LeFaso.net, l'actualité Burkinabé sur le net
Proverbe du Jour : “Avec de la persévérance et de l’endurance, nous pouvons obtenir tout ce que nous voulons.” Mike Tyson

Jean Ouédraogo, professeur d’université aux Etats-Unis : « Les jeunes confondent souvent succès et célébrité »

Publié le jeudi 9 août 2007 à 08h17min

PARTAGER :                          

Pr Jean Ouédraogo,

Professeur et chef de département à l’Université de Plattsburg à New York aux Etats-Unis, Jean Ouédraogo peut être considéré comme un exemple de réussite. Dans cet entretien, il nous parle du mal du pays, des ouvrages qu’il a produits. Il jette aussi un regard sur la littérature et le cinéma burkinabè et livre les ficelles pour réaliser « un rêve américain ».

Sidwaya (S.) : Quel est votre parcours ?

Jean Ouédraogo (J.O.) : J’ai d’abord effectué mes études primaires à Boussé, puis le secondaire au lycée Philippe-Zinda-Kaboré, quatre années au département d’études anglophones à l’Université de Ouagadougou et le branle-bas vers les Etats-Unis. Je suis allé à l’Université de Géorgie dans le Sud des Etats-Unis où j’ai fait un master puis un doctorat (PHD) en littérature francophone. J’ai enseigné une année dans ce département qui m’a formé. Ensuite j’ai enseigné pendant deux années en Virginie de l’Ouest avant de me retrouver à l’Université de Plattsburg dans l’Etat de New York.

S. : Comment est la vie pour vous à Plattsburg ?

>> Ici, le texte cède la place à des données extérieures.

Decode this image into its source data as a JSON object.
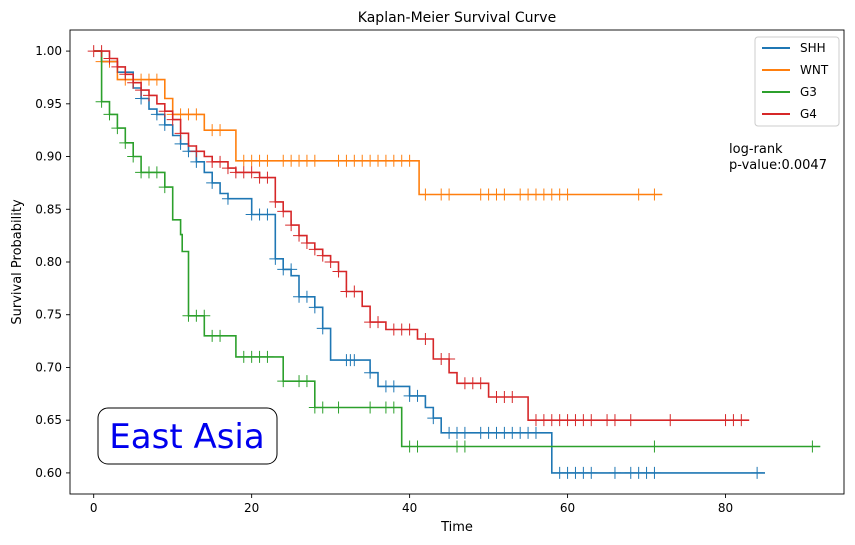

J.O. : Ma vie à Plattsburg est un condensé de travail. Depuis deux ans, en plus de porter le chapeau de professeur, je suis également dans l’administration ou précisément chef du département de langues et études étrangères qui coiffe des matières comme l’espagnol, le français, le russe, l’arabe et l’allemand.
Parallèlement on développe tout le cursus de la littérature, tout ce qui va avec l’enseignement de la culture ou les cultures spécifiques à une langue donnée.

S. : Comment gérez-vous le mal du pays ?

J.O. : Etant loin du pays, je lis les journaux dont notamment Sidwaya sur le net avant le commun des Ouagalais. Et je me couche en sachant quelles seront les nouvelles du lendemain à Ouaga. A travers le métier d’enseignant que j’exerce, je suis en rapport avec le pays par les textes. Mon travail d’interprétation textuelle et de critique littéraire me soigne même s’il ne me guérit pas du mal du pays. Pour répéter un écrivain burkinabè qui a longtemps séjourné à l’extérieur, « le pays, on le porte en soi ». Où qu’on soit, on l’a et on gère.

S. : Quelles sont les œuvres que vous avez déjà produites ?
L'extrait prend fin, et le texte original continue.